Romper com as lógicas hegemônicas da comunicação nas áreas de ciência e cultura é a proposta do projeto de pesquisa Comunicação, Decolonialidade e Interseccionalidade, desenvolvido pelo Laboratório de Estudos Avançados em Jornalismo (Labjor) da Unicamp. Criado em 2023, o projeto engloba hoje quatro trabalhos que experimentam diferentes formatos de produção e análise de materiais por meio de abordagens decoloniais e contracoloniais. Uma pesquisa de especialização lato sensu e outra de mestrado inauguraram a fase de defesa dos trabalhos finais, abordando, a primeira, questões de raça e, a segunda, a divulgação cultural no movimento samba-rock em São Paulo e dos coletivos negros no ambiente acadêmico.
As integrantes do grupo de pesquisadoras dizem pretender desestabilizar estereótipos e mecanismos de opressão relativos a gênero, raça, sexualidade e classe presentes no fazer jornalístico, científico e audiovisual e que operam conforme uma ótica eurocêntrica e ocidental – por isso, fala-se em combater uma visão colonial. “Esses são trabalhos que dialogam nessa perspectiva de ruptura das perspectivas hegemônicas heteropatriarcais, brancas etc.”, afirma a pesquisadora do Labjor e orientadora dos estudos, professora Marta Mourão Kanashiro.
Kanashiro espera que o projeto se consolide nos próximos anos, conquistando financiamento e agregando mais trabalhos orientados por essa visão.
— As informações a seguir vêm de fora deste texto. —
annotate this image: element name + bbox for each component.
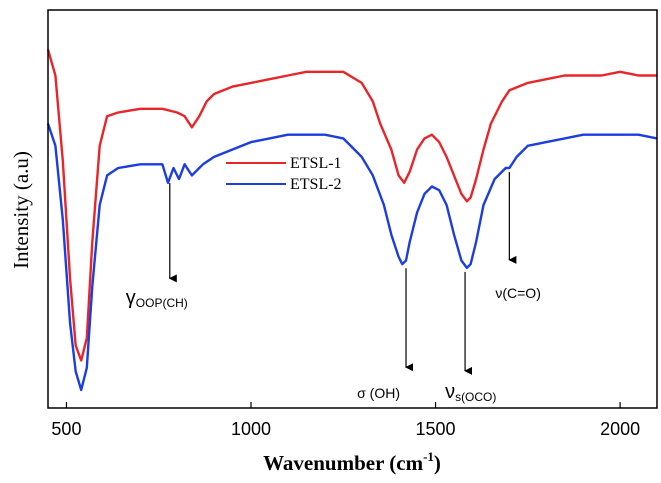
x-axis-label-sup: -1 xyxy=(423,449,434,464)
plot-frame xyxy=(47,9,658,409)
x-tick-label: 2000 xyxy=(600,419,640,439)
legend-label-etsl-2: ETSL-2 xyxy=(290,176,342,193)
annotations: γOOP(CH) σ (OH) νs(OCO) ν(C=O) xyxy=(126,172,541,404)
annotation-label: νs(OCO) xyxy=(445,381,496,404)
annotation-label: γOOP(CH) xyxy=(126,287,188,310)
series-line-etsl-1 xyxy=(46,49,657,362)
x-axis-label-main: Wavenumber (cm xyxy=(263,451,424,475)
x-tick-label: 1500 xyxy=(416,419,456,439)
annotation-label: ν(C=O) xyxy=(495,285,541,301)
x-axis-ticks: 500 1000 1500 2000 xyxy=(51,402,640,439)
x-axis-label: Wavenumber (cm-1) xyxy=(263,449,441,475)
x-tick-label: 500 xyxy=(51,419,81,439)
x-tick-label: 1000 xyxy=(231,419,271,439)
y-axis-label: Intensity (a.u) xyxy=(9,151,33,269)
legend-label-etsl-1: ETSL-1 xyxy=(290,155,342,172)
legend: ETSL-1 ETSL-2 xyxy=(226,155,342,193)
x-axis-label-close: ) xyxy=(434,451,441,475)
series-line-etsl-2 xyxy=(46,123,658,392)
annotation-label: σ (OH) xyxy=(357,385,400,401)
series-lines xyxy=(46,49,658,392)
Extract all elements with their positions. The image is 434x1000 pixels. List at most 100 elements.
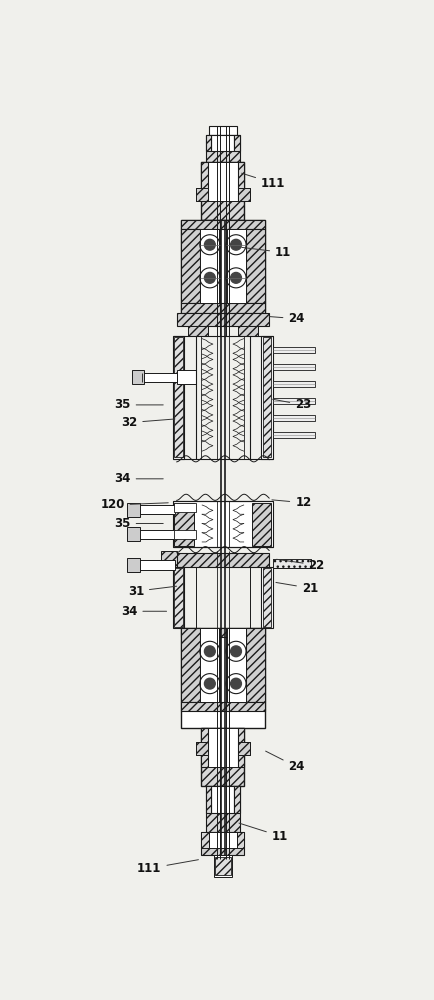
Bar (196, 742, 207, 755)
Bar (196, 188, 207, 201)
Bar (273, 432, 315, 438)
Bar (238, 188, 249, 201)
Circle shape (230, 646, 241, 657)
Bar (206, 786, 211, 813)
Bar (172, 501, 273, 547)
Text: 21: 21 (275, 582, 317, 595)
Bar (180, 220, 265, 312)
Bar (172, 567, 184, 628)
Bar (207, 728, 238, 767)
Text: 12: 12 (271, 496, 311, 509)
Bar (138, 530, 175, 539)
Bar (273, 559, 311, 568)
Bar (180, 702, 265, 711)
Circle shape (230, 678, 241, 689)
Bar (180, 628, 265, 728)
Bar (161, 551, 176, 568)
Bar (263, 568, 271, 627)
Bar (238, 742, 249, 755)
Text: 31: 31 (128, 585, 176, 598)
Text: 34: 34 (121, 605, 166, 618)
Bar (180, 220, 265, 229)
Text: 23: 23 (272, 398, 311, 411)
Bar (206, 135, 239, 162)
Circle shape (204, 646, 215, 657)
Text: 35: 35 (114, 517, 163, 530)
Text: 24: 24 (269, 312, 304, 325)
Text: 120: 120 (100, 498, 168, 512)
Bar (176, 370, 196, 384)
Bar (261, 336, 273, 459)
Bar (199, 628, 219, 702)
Circle shape (230, 272, 241, 283)
Bar (138, 505, 175, 514)
Bar (226, 229, 246, 303)
Bar (126, 527, 139, 541)
Text: 111: 111 (137, 860, 198, 875)
Bar (206, 786, 239, 832)
Circle shape (230, 239, 241, 250)
Bar (261, 567, 273, 628)
Bar (238, 162, 244, 201)
Bar (180, 303, 265, 312)
Bar (174, 337, 182, 457)
Bar (172, 336, 184, 459)
Bar (211, 786, 234, 813)
Bar (180, 628, 199, 702)
Bar (201, 728, 207, 767)
Bar (273, 559, 311, 568)
Bar (126, 503, 139, 517)
Bar (234, 786, 239, 813)
Bar (273, 398, 315, 404)
Bar (188, 326, 207, 336)
Bar (174, 530, 196, 539)
Bar (176, 553, 269, 567)
Text: 11: 11 (241, 246, 291, 259)
Bar (201, 832, 209, 848)
Bar (196, 188, 207, 201)
Circle shape (204, 239, 215, 250)
Text: 32: 32 (121, 416, 174, 429)
Bar (236, 832, 244, 848)
Bar (174, 568, 182, 627)
Text: 35: 35 (114, 398, 163, 411)
Bar (201, 162, 207, 201)
Bar (132, 370, 143, 384)
Bar (207, 162, 238, 201)
Bar (252, 503, 271, 546)
Bar (246, 628, 265, 702)
Bar (238, 188, 249, 201)
Text: 111: 111 (241, 173, 285, 190)
Bar (176, 312, 269, 326)
Bar (138, 560, 175, 570)
Bar (215, 857, 230, 875)
Bar (246, 229, 265, 303)
Bar (180, 628, 265, 637)
Bar (263, 337, 271, 457)
Bar (196, 742, 207, 755)
Circle shape (204, 272, 215, 283)
Bar (142, 373, 176, 382)
Bar (201, 162, 244, 220)
Bar (273, 381, 315, 387)
Bar (238, 326, 257, 336)
Bar (226, 628, 246, 702)
Bar (201, 832, 244, 855)
Bar (209, 832, 236, 848)
Bar (199, 229, 219, 303)
Bar (206, 135, 211, 151)
Bar (211, 135, 234, 151)
Text: 22: 22 (276, 559, 324, 572)
Bar (273, 347, 315, 353)
Bar (238, 728, 244, 767)
Bar (234, 135, 239, 151)
Bar (209, 126, 236, 135)
Text: 34: 34 (114, 472, 163, 485)
Text: 11: 11 (238, 823, 287, 843)
Bar (174, 503, 196, 512)
Bar (273, 364, 315, 370)
Bar (126, 558, 139, 572)
Circle shape (204, 678, 215, 689)
Bar (213, 855, 232, 877)
Bar (238, 742, 249, 755)
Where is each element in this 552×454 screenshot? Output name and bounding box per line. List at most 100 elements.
No momento, também estão em desenvolvimento uma pesquisa que trata do audiovisual e da racialização de pessoas amarelas e outro que adota uma perspectiva transmídia para discutir o letramento racial.


Na prática
O trabalho de conclusão de curso (TCC) de especialização em jornalismo científico realizado por Poliana Martins experimenta a prática de um jornalismo decolonial e também da interseccionalidade dentro da ciência, apresentando uma série de reportagens em torno do tema “mulheres negras em movimento na universidade”. O TCC encontra-se disponível para leitura na revista digital ComCiência.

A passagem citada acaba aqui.